3 de dez. de 2009

O Senhor Puntila e uma epifania

Era uma chuva quente e abafada. Seus olhos marejados, os pés fixos no chão, as mãos enfiadas no meio das coxas.


- Meu Deus, como essas pessoas todas falavam.


Os vidros permaneciam embaçados, o barulho da água incessante, tudo parecia tão violento. Mas dentro desta sala, só podia ouvir todas aquelas vozes, quase que ofegantes. Quase pedia a eles:


- Mas respirem antes de falar.


***


E pensava nele, pensava em si mesma, seus planos, suas confissões, confusões, entregas, mentiras, tudo aquilo que formava a nuvem de poeira que cobria seus olhos e paralisava as mãos.

Sim, como uma tempestade de areia, um redemoinho de pó cinza, escuro e areia fina.


***

Voltou andando pela chuva, com o passo apressado, o coração na garganta, precisava correr, precisava saber, entender, comandar, organizar.


- Sem vulgarizar, por favor.


Mas podia ver, nos fracassos da outra, suas próprias sombras refletidas. Quase sentia-se bem, quase sentia-se completa.


***


Não conseguia prestar atenção no caminho, desviava dos buracos do asfalto alagado sem conseguir prestar atenção nos próprios pés. A sandália de cordas apertadas, os ossos magros vermelhos, as unhas sem cor.A bolsa pendurada em um só ombro.


Quase podia se lembrar daquela época que se andava a pé. Nas madrugadas, nas tardes frias, segurando as paredes, enxugando lágrimas, um fone de ouvido ligado na rádio, passos curtos, um eterno reencontro com si mesma.


Quase sorria. E a imagem de si mesma fugindo e, ao mesmo tempo, se encontrando, parecia tão real. Tão nítida. Clara como água fria escorrendo pelas pontas dos dedos. Os lábios quentes, os pés descalços.


Não, ele não acreditaria. Porque ele não entenderia. Afinal, será que tudo que havia restado era ela, assim, com os olhos baixos e alguma sofreguidão na voz?


Não, não. Não era ele, não era também a menina de olhos arregalados que a viu chegando molhada da chuva.
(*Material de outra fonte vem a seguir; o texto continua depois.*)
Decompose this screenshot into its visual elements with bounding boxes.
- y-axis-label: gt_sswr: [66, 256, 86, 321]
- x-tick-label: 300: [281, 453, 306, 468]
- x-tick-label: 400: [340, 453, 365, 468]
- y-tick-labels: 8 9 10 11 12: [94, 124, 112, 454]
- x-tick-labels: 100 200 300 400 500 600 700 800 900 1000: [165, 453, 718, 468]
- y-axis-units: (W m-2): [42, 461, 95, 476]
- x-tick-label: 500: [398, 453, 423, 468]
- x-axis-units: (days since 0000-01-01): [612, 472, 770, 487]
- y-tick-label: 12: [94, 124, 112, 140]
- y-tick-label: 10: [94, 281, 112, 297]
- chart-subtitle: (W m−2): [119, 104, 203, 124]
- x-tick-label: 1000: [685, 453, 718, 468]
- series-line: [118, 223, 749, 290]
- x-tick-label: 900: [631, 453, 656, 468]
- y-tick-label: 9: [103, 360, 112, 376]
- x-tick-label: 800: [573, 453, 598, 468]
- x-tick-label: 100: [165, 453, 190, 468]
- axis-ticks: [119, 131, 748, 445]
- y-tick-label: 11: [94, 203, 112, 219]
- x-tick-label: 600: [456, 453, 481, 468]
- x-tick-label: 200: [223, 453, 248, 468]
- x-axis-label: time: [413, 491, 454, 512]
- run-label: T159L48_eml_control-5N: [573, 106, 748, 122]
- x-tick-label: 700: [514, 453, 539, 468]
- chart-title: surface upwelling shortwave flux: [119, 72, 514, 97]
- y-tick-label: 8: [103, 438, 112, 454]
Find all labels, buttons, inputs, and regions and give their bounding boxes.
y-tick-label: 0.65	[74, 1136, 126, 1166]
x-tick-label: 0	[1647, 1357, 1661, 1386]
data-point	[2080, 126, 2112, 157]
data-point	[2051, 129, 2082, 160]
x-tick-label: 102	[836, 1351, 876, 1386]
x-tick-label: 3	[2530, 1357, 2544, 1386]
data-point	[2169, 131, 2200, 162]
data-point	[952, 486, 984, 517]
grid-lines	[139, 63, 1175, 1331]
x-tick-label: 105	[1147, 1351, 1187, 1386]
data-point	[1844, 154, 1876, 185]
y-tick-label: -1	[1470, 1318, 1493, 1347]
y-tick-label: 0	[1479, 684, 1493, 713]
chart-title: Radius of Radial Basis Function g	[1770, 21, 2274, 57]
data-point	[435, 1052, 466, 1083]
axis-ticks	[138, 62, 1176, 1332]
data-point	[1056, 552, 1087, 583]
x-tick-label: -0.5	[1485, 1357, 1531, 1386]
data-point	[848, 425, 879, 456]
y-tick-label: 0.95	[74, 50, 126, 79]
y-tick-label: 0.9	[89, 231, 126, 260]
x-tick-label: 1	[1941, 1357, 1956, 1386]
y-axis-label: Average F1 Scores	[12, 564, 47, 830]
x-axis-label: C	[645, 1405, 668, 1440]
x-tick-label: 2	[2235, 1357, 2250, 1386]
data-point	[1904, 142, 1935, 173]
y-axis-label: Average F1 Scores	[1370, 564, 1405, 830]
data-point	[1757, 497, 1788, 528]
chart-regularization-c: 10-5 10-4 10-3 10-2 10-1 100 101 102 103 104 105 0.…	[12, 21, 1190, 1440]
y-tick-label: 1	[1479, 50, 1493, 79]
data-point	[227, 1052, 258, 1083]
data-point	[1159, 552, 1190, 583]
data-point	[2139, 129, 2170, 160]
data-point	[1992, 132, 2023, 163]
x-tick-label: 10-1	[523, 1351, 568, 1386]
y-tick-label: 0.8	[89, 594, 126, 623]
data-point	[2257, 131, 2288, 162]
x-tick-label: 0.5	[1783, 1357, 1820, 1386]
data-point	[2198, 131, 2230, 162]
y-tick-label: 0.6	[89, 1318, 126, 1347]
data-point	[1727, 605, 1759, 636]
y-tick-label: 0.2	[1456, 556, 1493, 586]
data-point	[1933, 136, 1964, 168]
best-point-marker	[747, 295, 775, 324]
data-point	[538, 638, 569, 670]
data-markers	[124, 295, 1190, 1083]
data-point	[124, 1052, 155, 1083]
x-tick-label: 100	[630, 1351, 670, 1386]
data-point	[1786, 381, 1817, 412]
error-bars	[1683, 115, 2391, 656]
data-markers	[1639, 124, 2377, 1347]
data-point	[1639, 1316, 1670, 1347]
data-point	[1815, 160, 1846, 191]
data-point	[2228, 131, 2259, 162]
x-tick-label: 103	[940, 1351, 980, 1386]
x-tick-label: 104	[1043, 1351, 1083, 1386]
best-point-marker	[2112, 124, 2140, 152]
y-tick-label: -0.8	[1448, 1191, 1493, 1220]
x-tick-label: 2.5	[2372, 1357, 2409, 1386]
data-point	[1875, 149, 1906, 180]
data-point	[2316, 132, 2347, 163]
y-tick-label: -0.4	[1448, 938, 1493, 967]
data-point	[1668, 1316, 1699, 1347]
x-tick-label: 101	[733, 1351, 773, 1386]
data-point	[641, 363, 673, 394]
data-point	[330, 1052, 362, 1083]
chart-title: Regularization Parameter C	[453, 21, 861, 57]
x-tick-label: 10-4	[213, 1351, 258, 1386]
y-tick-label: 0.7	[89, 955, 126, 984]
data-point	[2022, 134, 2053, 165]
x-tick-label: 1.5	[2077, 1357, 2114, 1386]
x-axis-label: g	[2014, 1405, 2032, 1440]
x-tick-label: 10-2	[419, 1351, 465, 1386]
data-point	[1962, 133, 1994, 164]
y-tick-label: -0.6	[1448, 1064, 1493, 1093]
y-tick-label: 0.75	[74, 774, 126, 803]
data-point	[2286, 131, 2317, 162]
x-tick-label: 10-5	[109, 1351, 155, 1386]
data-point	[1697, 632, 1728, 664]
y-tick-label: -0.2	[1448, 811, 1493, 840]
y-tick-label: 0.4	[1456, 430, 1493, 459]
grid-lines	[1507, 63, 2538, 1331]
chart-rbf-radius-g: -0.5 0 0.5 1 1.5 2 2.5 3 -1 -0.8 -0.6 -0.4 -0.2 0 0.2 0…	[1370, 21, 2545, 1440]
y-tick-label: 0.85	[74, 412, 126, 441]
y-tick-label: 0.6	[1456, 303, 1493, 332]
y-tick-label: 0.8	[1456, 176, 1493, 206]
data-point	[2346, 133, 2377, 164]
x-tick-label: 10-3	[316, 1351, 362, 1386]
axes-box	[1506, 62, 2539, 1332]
Não eram aquelas pessoas que não a olhavam nos olhos enquanto ela falava. Não eram os cargos, os nomes, as cobranças, as mentiras, todos os erros, todas as fugas. Não era aquele gosto do vazio na voz, nos olhos, a raiva incontida.


***


A chuva havia cessado. Só restava nas ruas o barulho, o pó, a mistura de concreto e poeira que invadia seus pés úmidos. O céu furta-cor que não denunciava o tempo dos próximos dias. Tudo permanecia permanentemente incerto.


Amor. Transbordando por todos seus poros.